Je proposerai volontiers un ordre de grandeur de 70 % pour les entreprises et de 30 % des salariés de
ce que peut représenter ces revendications.
J'entends dèjà les hurlements patronaux et ceux aussi des enfants sages des réunions paritaires;
"c'est démagogique, c'est pas crédible, cela va mettre sous la paille toutes les PME etc.
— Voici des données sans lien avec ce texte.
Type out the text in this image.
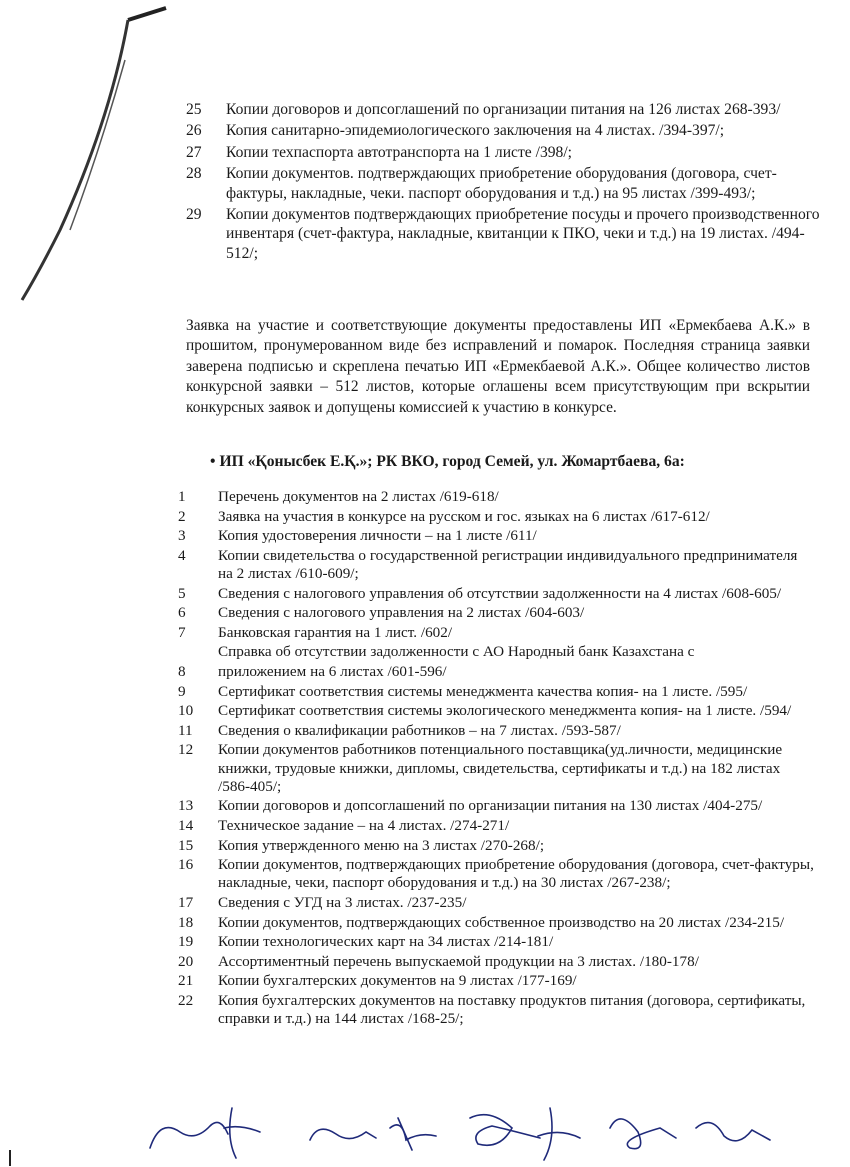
25	Копии договоров и допсоглашений по организации питания на 126 листах 268-393/
26	Копия санитарно-эпидемиологического заключения на 4 листах. /394-397/;
27	Копии техпаспорта автотранспорта на 1 листе /398/;
28	Копии документов. подтверждающих приобретение оборудования (договора, счет-фактуры, накладные, чеки. паспорт оборудования и т.д.) на 95 листах /399-493/;
29	Копии документов подтверждающих приобретение посуды и прочего производственного инвентаря (счет-фактура, накладные, квитанции к ПКО, чеки и т.д.) на 19 листах. /494-512/;

Заявка на участие и соответствующие документы предоставлены ИП «Ермекбаева А.К.» в прошитом, пронумерованном виде без исправлений и помарок. Последняя страница заявки заверена подписью и скреплена печатью ИП «Ермекбаевой А.К.». Общее количество листов конкурсной заявки – 512 листов, которые оглашены всем присутствующим при вскрытии конкурсных заявок и допущены комиссией к участию в конкурсе.

• ИП «Қоныcбек Е.Қ.»; РК ВКО, город Семей, ул. Жомартбаева, 6а:
1	Перечень документов на 2 листах /619-618/
2	Заявка на участия в конкурсе на русском и гос. языках на 6 листах /617-612/
3	Копия удостоверения личности – на 1 листе /611/
4	Копии свидетельства о государственной регистрации индивидуального предпринимателя на 2 листах /610-609/;
5	Сведения с налогового управления об отсутствии задолженности на 4 листах /608-605/
6	Сведения с налогового управления на 2 листах /604-603/
7	Банковская гарантия на 1 лист. /602/
Справка об отсутствии задолженности с АО Народный банк Казахстана с
8	приложением на 6 листах /601-596/
9	Сертификат соответствия системы менеджмента качества копия- на 1 листе. /595/
10	Сертификат соответствия системы экологического менеджмента копия- на 1 листе. /594/
11	Сведения о квалификации работников – на 7 листах. /593-587/
12	Копии документов работников потенциального поставщика(уд.личности, медицинские книжки, трудовые книжки, дипломы, свидетельства, сертификаты и т.д.) на 182 листах /586-405/;
13	Копии договоров и допсоглашений по организации питания на 130 листах /404-275/
14	Техническое задание – на 4 листах. /274-271/
15	Копия утвержденного меню на 3 листах /270-268/;
16	Копии документов, подтверждающих приобретение оборудования (договора, счет-фактуры, накладные, чеки, паспорт оборудования и т.д.) на 30 листах /267-238/;
17	Сведения с УГД на 3 листах. /237-235/
18	Копии документов, подтверждающих собственное производство на 20 листах /234-215/
19	Копии технологических карт на 34 листах /214-181/
20	Ассортиментный перечень выпускаемой продукции на 3 листах. /180-178/
21	Копии бухгалтерских документов на 9 листах /177-169/
22	Копия бухгалтерских документов на поставку продуктов питания (договора, сертификаты, справки и т.д.) на 144 листах /168-25/;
Alors, je sors ma botte secrète: comment se fait-il que notre cher président a trouvé des centaines de
milliards pour renflouer les banques et surtout les comptes des actionnaires et qu'il ne pourrait pas en trouver pour la protection sociale et la retraite ?
Oui, ils peuvent payer.
La question des retraites est donc importante pour tous les travailleurs et en particulier pour les
jeunes générations qui seront sacrifiées "aux deux bouts" si ce système par points ou par compte notionnels se mettrait en route où si la retraite
serait portée à plus de 60 ans: ils seront les dindons de la farce en étant chômeur en début de carrière et à partir de 55 ans jusque perpète.
Ils n'auront plus qu'à espérer qu'une "retraite pour les morts" comme disait la CGT dans les années
1910.
Alors, une seule alternative, mettons en l'air tous les plans de ces messieurs-dames et n'attendons
pas pour réagir, surtout que l'on sait que le pouvoir compte prendre ses décisions pendant les vacances et des mauvaises langues disent, j'en fais partie: ce sera au moment de la coupe du monde
de Foot.
Alors vite une bonne grève pour l'avenir de nos retraites.